Припомнив расположение деревни, я скоро обнаружил, что целые две площадки с окружающими их хижинами обратились в пустырь. Площадки заросли травою, а на развалинах хижин рос кустарник. На мои вопросы мне объяснили, что из туземцев, живших в этих хижинах, одни перемерли, а другие выселились.
Сообразно с моими инструкциями, данными при отъезде в 1877 году, все девушки и молодые женщины были удалены; оставалось только несколько безобразных старух. Помня также мои советы, туземцы явились не только без оружия, но даже и без малейшего украшения.
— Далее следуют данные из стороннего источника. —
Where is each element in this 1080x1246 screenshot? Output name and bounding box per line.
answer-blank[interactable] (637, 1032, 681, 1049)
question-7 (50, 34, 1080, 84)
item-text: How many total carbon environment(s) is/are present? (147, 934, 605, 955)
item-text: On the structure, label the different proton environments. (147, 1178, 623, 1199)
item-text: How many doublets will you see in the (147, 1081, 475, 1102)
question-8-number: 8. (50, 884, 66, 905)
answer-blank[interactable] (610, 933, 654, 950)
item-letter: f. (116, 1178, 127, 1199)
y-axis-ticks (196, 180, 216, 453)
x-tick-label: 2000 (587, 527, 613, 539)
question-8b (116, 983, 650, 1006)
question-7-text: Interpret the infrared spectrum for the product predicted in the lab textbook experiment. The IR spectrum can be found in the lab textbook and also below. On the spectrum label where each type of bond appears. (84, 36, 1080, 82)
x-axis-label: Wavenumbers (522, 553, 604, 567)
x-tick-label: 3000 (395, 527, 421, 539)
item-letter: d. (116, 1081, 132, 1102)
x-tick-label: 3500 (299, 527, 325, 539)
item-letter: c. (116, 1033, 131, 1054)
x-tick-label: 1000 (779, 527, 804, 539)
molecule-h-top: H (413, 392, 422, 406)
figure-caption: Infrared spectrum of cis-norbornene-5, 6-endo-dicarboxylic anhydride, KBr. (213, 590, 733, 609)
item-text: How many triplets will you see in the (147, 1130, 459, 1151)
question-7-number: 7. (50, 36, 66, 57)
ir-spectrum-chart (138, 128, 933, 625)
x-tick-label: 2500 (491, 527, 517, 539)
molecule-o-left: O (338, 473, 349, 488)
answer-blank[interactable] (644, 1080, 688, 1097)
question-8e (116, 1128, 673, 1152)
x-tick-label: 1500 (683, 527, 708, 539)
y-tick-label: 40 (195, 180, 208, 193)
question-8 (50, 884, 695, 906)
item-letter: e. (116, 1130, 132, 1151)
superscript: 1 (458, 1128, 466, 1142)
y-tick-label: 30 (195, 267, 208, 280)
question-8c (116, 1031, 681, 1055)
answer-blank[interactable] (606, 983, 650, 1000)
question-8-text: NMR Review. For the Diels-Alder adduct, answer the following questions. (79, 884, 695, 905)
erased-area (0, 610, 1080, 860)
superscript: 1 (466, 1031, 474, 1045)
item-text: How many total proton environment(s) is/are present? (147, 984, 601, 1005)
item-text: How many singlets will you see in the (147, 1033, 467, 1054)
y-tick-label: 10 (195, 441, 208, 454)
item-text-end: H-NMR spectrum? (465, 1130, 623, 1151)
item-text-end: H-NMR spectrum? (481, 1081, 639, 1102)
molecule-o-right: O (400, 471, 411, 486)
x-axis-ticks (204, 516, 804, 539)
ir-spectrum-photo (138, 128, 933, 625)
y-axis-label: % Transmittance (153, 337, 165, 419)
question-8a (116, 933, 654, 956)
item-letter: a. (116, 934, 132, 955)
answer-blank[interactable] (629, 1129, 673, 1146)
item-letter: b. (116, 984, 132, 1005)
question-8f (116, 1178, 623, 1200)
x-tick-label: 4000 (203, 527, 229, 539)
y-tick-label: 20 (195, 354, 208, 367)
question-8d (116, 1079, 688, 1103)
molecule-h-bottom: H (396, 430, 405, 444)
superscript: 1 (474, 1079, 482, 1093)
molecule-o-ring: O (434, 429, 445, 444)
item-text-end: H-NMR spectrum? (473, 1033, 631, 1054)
Вид их поэтому был сегодня довольно мизерный (дикие без украшений, лохматые, напоминают одетого в лохмотья европейца), тем более, что почти вся молодежь отсутствовала. Одни находились в Богатим по случаю происходившего там большого «ая» и «муна» (празднеств), другие, вероятно, были в лесу, охраняя женщин.
Мой старый приятель Саул рассказал мне длинную историю о «тамо-инглис» (вероятно, экспедиции шхуны «Dove»), затем о приходе в Гарагасси «абадам Маклай» (брата Маклая), как они, вероятно, назвали Ромильи.
Вспомнив, что я еще не видел Туя, я прервал разговор вопросом о нем.
— Туй муэн-сен (Туй умер), — ответил мне Саул.
Я очень пожалел о моем старом приятеле.
Я оставил туземцев Бонгу в большом волнении, объявив, что приведу им быка, корову, козла и коз. Все повторяли за мной имена этих животных; все хотели их видеть сейчас же.
Я объяснил, что для приведенного скота надо построить изгородь, чтобы он не разбежался. Туземцы много говорили, и никто не принимался за дело.
Деревня Карепупа на южном берегу Новой Гвинеи.
Сказав, что я приведу быка, корову и коз к заходу солнца, я направился к тому месту, где в 1876—1877 годах стоял мой дом. Придя туда, я почти не узнал местности. Под большими деревьями, которые некогда окружали мой дом, рос теперь всюду густой кустарник; только местами изредка проглядывали между зеленью посаженные мною кокосовые пальмы, бананы и множество дынного дерева[23], которое поднималось высокими стволами значительной толщины. Вместо широких дорожек, содержавшихся всегда в большой чистоте, около моей хижины оказались теперь две-три тропинки, по которым можно было пробраться только с трудом. Я пошел прямо туда, где прежде стоял дом. Между кустами я нашел полдюжины еще стоявших свай, и это было все.
Припоминая, с какими хлопотами я строил себе дом, с, каким терпением я разводил плантацию, мне трудно верилось, что каких-нибудь пяти-шести лет было достаточно, чтобы превратить все в глухой уголок густого леса. Это был пример роскошного плодородия почвы.